Appendix 3:

The Archives of Scientists’ Transcendent Experiences

(TASTE)

One of the themes we’ve constantly dealt with in this book is the popular, but false, idea that science long ago showed that spirituality was nonsense. If this were true, it might follow, perhaps, that scientists, being highly intelligent and rational people, would certainly not have spiritual or psychic experiences themselves, yes?

Well, Richard Maurice Bucke was a physician, which meant that he’d had a lot of the best scientific training of his time; Joseph Waldron was an experimental psychologist; and Allan Smith was also a scientifically trained physician in modern times. Perhaps they were exceptions?

In reality, over the years many scientists, once they’ve realized I’m a safe person to talk to, have told me about unusual and transcendent experiences they’ve had. Too often I’m the first and only person they’ve ever spoken to about their experiences, for fear of ridicule from their colleagues and of adverse, prejudicial effects on their careers. Such fears have, unfortunately, too much of a basis in fact. There are a lot of scientists with negative intentions deliberately trying to suppress their colleagues, even if it’s mainly the automatic manifestation of the social conditioning of our times rather than deliberate nastiness. A real interest in, much less actual research in, the spiritual and the psychic has too often been a career killer in the academic and scientific worlds (Hess 1992). I wanted to start to change that, and this appendix points you toward a small step in that direction.

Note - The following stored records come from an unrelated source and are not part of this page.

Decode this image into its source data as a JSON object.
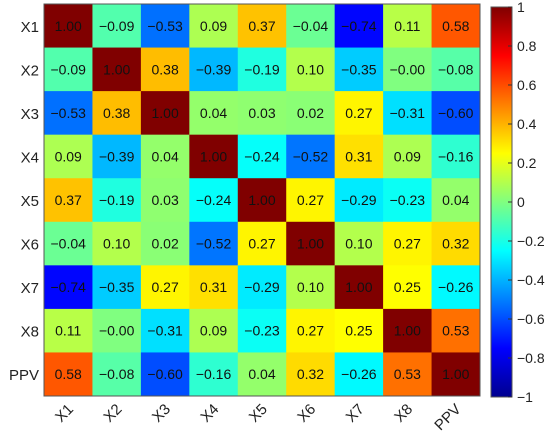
{
  "chart_data": {
    "type": "heatmap",
    "labels": [
      "X1",
      "X2",
      "X3",
      "X4",
      "X5",
      "X6",
      "X7",
      "X8",
      "PPV"
    ],
    "matrix": [
      [
        1.0,
        -0.09,
        -0.53,
        0.09,
        0.37,
        -0.04,
        -0.74,
        0.11,
        0.58
      ],
      [
        -0.09,
        1.0,
        0.38,
        -0.39,
        -0.19,
        0.1,
        -0.35,
        -0.0,
        -0.08
      ],
      [
        -0.53,
        0.38,
        1.0,
        0.04,
        0.03,
        0.02,
        0.27,
        -0.31,
        -0.6
      ],
      [
        0.09,
        -0.39,
        0.04,
        1.0,
        -0.24,
        -0.52,
        0.31,
        0.09,
        -0.16
      ],
      [
        0.37,
        -0.19,
        0.03,
        -0.24,
        1.0,
        0.27,
        -0.29,
        -0.23,
        0.04
      ],
      [
        -0.04,
        0.1,
        0.02,
        -0.52,
        0.27,
        1.0,
        0.1,
        0.27,
        0.32
      ],
      [
        -0.74,
        -0.35,
        0.27,
        0.31,
        -0.29,
        0.1,
        1.0,
        0.25,
        -0.26
      ],
      [
        0.11,
        -0.0,
        -0.31,
        0.09,
        -0.23,
        0.27,
        0.25,
        1.0,
        0.53
      ],
      [
        0.58,
        -0.08,
        -0.6,
        -0.16,
        0.04,
        0.32,
        -0.26,
        0.53,
        1.0
      ]
    ],
    "cell_labels": [
      [
        "1.00",
        "−0.09",
        "−0.53",
        "0.09",
        "0.37",
        "−0.04",
        "−0.74",
        "0.11",
        "0.58"
      ],
      [
        "−0.09",
        "1.00",
        "0.38",
        "−0.39",
        "−0.19",
        "0.10",
        "−0.35",
        "−0.00",
        "−0.08"
      ],
      [
        "−0.53",
        "0.38",
        "1.00",
        "0.04",
        "0.03",
        "0.02",
        "0.27",
        "−0.31",
        "−0.60"
      ],
      [
        "0.09",
        "−0.39",
        "0.04",
        "1.00",
        "−0.24",
        "−0.52",
        "0.31",
        "0.09",
        "−0.16"
      ],
      [
        "0.37",
        "−0.19",
        "0.03",
        "−0.24",
        "1.00",
        "0.27",
        "−0.29",
        "−0.23",
        "0.04"
      ],
      [
        "−0.04",
        "0.10",
        "0.02",
        "−0.52",
        "0.27",
        "1.00",
        "0.10",
        "0.27",
        "0.32"
      ],
      [
        "−0.74",
        "−0.35",
        "0.27",
        "0.31",
        "−0.29",
        "0.10",
        "1.00",
        "0.25",
        "−0.26"
      ],
      [
        "0.11",
        "−0.00",
        "−0.31",
        "0.09",
        "−0.23",
        "0.27",
        "0.25",
        "1.00",
        "0.53"
      ],
      [
        "0.58",
        "−0.08",
        "−0.60",
        "−0.16",
        "0.04",
        "0.32",
        "−0.26",
        "0.53",
        "1.00"
      ]
    ],
    "colorscale": "jet",
    "value_range": [
      -1,
      1
    ],
    "colorbar": {
      "ticks": [
        1,
        0.8,
        0.6,
        0.4,
        0.2,
        0,
        -0.2,
        -0.4,
        -0.6,
        -0.8,
        -1
      ],
      "tick_labels": [
        "1",
        "0.8",
        "0.6",
        "0.4",
        "0.2",
        "0",
        "−0.2",
        "−0.4",
        "−0.6",
        "−0.8",
        "−1"
      ],
      "placement": "right"
    },
    "title": "",
    "xlabel": "",
    "ylabel": ""
  }
}
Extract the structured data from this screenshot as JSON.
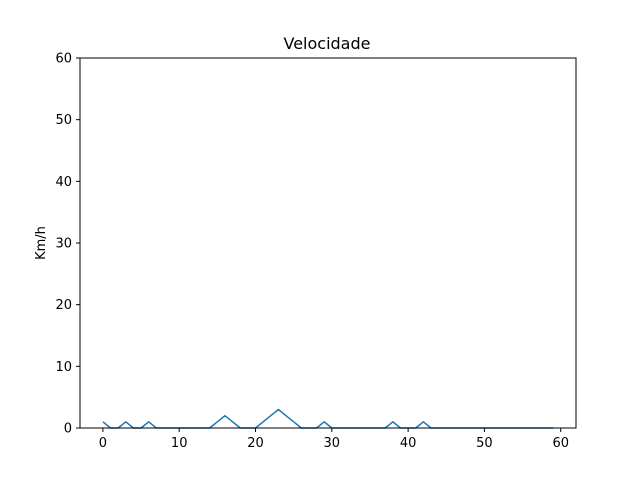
{
  "chart_data": {
    "type": "line",
    "title": "Velocidade",
    "xlabel": "",
    "ylabel": "Km/h",
    "xlim": [
      -3,
      62
    ],
    "ylim": [
      0,
      60
    ],
    "xticks": [
      0,
      10,
      20,
      30,
      40,
      50,
      60
    ],
    "yticks": [
      0,
      10,
      20,
      30,
      40,
      50,
      60
    ],
    "grid": false,
    "legend": "none",
    "series": [
      {
        "color": "#1f77b4",
        "x": [
          0,
          1,
          2,
          3,
          4,
          5,
          6,
          7,
          8,
          9,
          10,
          11,
          12,
          13,
          14,
          15,
          16,
          17,
          18,
          19,
          20,
          21,
          22,
          23,
          24,
          25,
          26,
          27,
          28,
          29,
          30,
          31,
          32,
          33,
          34,
          35,
          36,
          37,
          38,
          39,
          40,
          41,
          42,
          43,
          44,
          45,
          46,
          47,
          48,
          49,
          50,
          51,
          52,
          53,
          54,
          55,
          56,
          57,
          58,
          59
        ],
        "values": [
          1,
          0,
          0,
          1,
          0,
          0,
          1,
          0,
          0,
          0,
          0,
          0,
          0,
          0,
          0,
          1,
          2,
          1,
          0,
          0,
          0,
          1,
          2,
          3,
          2,
          1,
          0,
          0,
          0,
          1,
          0,
          0,
          0,
          0,
          0,
          0,
          0,
          0,
          1,
          0,
          0,
          0,
          1,
          0,
          0,
          0,
          0,
          0,
          0,
          0,
          0,
          0,
          0,
          0,
          0,
          0,
          0,
          0,
          0,
          0
        ]
      }
    ]
  }
}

As we’ve discussed, scientists today often occupy a social role like that of “high priests” in earlier cultures, telling laypeople and each other what is and isn’t “real,” and, consequently, what is and isn’t valuable and sane. Unfortunately, the dominant materialistic and reductionistic psychosocial climate of contemporary science, scientism, rejects and suppresses both having and sharing transcendent, transpersonal, and altered-state (or “spiritual” and “psychic” experiences, to use more common words, in spite of their often too vague connotations) experiences.

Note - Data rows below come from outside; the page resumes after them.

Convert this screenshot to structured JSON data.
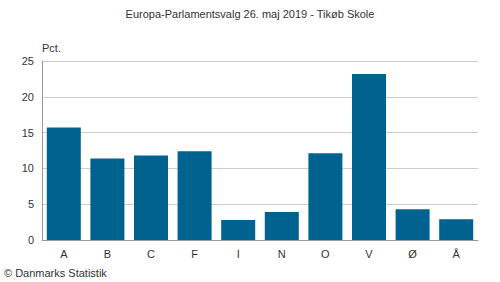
{
  "chart_data": {
    "type": "bar",
    "title": "Europa-Parlamentsvalg 26. maj 2019 - Tikøb Skole",
    "y_label": "Pct.",
    "annotation": "© Danmarks Statistik",
    "categories": [
      "A",
      "B",
      "C",
      "F",
      "I",
      "N",
      "O",
      "V",
      "Ø",
      "Å"
    ],
    "values": [
      15.7,
      11.4,
      11.8,
      12.4,
      2.8,
      3.9,
      12.1,
      23.2,
      4.3,
      2.9
    ],
    "color": "#00628f",
    "ylim": [
      0,
      25
    ],
    "yticks": [
      0,
      5,
      10,
      15,
      20,
      25
    ],
    "grid": true
  }
}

From my perspective as a psychologist, though, this prejudicial suppression and rejection psychologically harms and distorts both scientists’ and laypersons’ transcendent (and other) potentials, and also inhibits the development of a genuine scientific understanding of the full spectrum of consciousness. Irrational denial and suppression of any aspects of our nature, whatever their ultimate reality status, is never psychologically or socially healthy.

The Archives of Scientists’ Transcendent Experiences (TASTE), a website I created in 1999, is intended to help change this restricted and pathological climate by operating in journal form, allowing scientists from all fields—anthropology, botany, mathematics, physics, psychology, and zoology, to name just a few—to share their personal transcendent experiences in a safe, anonymous, but quality controlled, space that almost all scientists and the general public have ready access to.

TASTE, to various degrees:

• (BL)Allows individual psychological growth in the contributing scientists by providing a safe means of expression of vital experiences

• Leads toward a more receptive climate to the full range of our humanity in the scientific professions, which, in turn, would benefit our world culture at large

• Provides research data on transcendent experiences in a highly articulate and conscientious population, scientists

• Facilitates the development of a full-spectrum science of consciousness by providing both data and psychological support for the study of transcendent experiences

• Helps bridge the unfortunate gaps between science and the rest of culture by illustrating the humanity of scientists

As an example of how this gap can be bridged, the site was given the Science Social Innovations Award for 2000 by the Institute for Social Inventions.

If you want to see the range and often amazing character of scientists’ transcendent experiences, take a look at the TASTE site, psychology.ucdavis.edu/tart/taste (or, if the UC Davis psychology server is off-line, visit www.issc-taste.org). There are fuller versions of Joseph Waldron’s ADC experience and Allan Smith’s Cosmic Consciousness experience there. If you find it valuable, please pass this information on to friends and colleagues. I have no budget for advertising and thus must depend on word of mouth to get the information that’s on the TASTE website out to the world.

If you have a website of your own that would be suitable to link to TASTE, thank you! Feel free to copy one of the TASTE experiences as an example on your website, if you like.

In terms of more conventional, slower publicity, if you can recommend any journals I should send notices to, please let me know. If you’re the editor of any publication, you have my permission (and thanks!) to print this notice in your publication.

At the time of this writing (November 2008) I’ve frozen the TASTE site in the sense of not accepting new experience submissions, for lack of time to work on it, but the earlier experiences are there for the reading. I hope to someday get an assistant to manage the TASTE site so that it can be open for submissions again.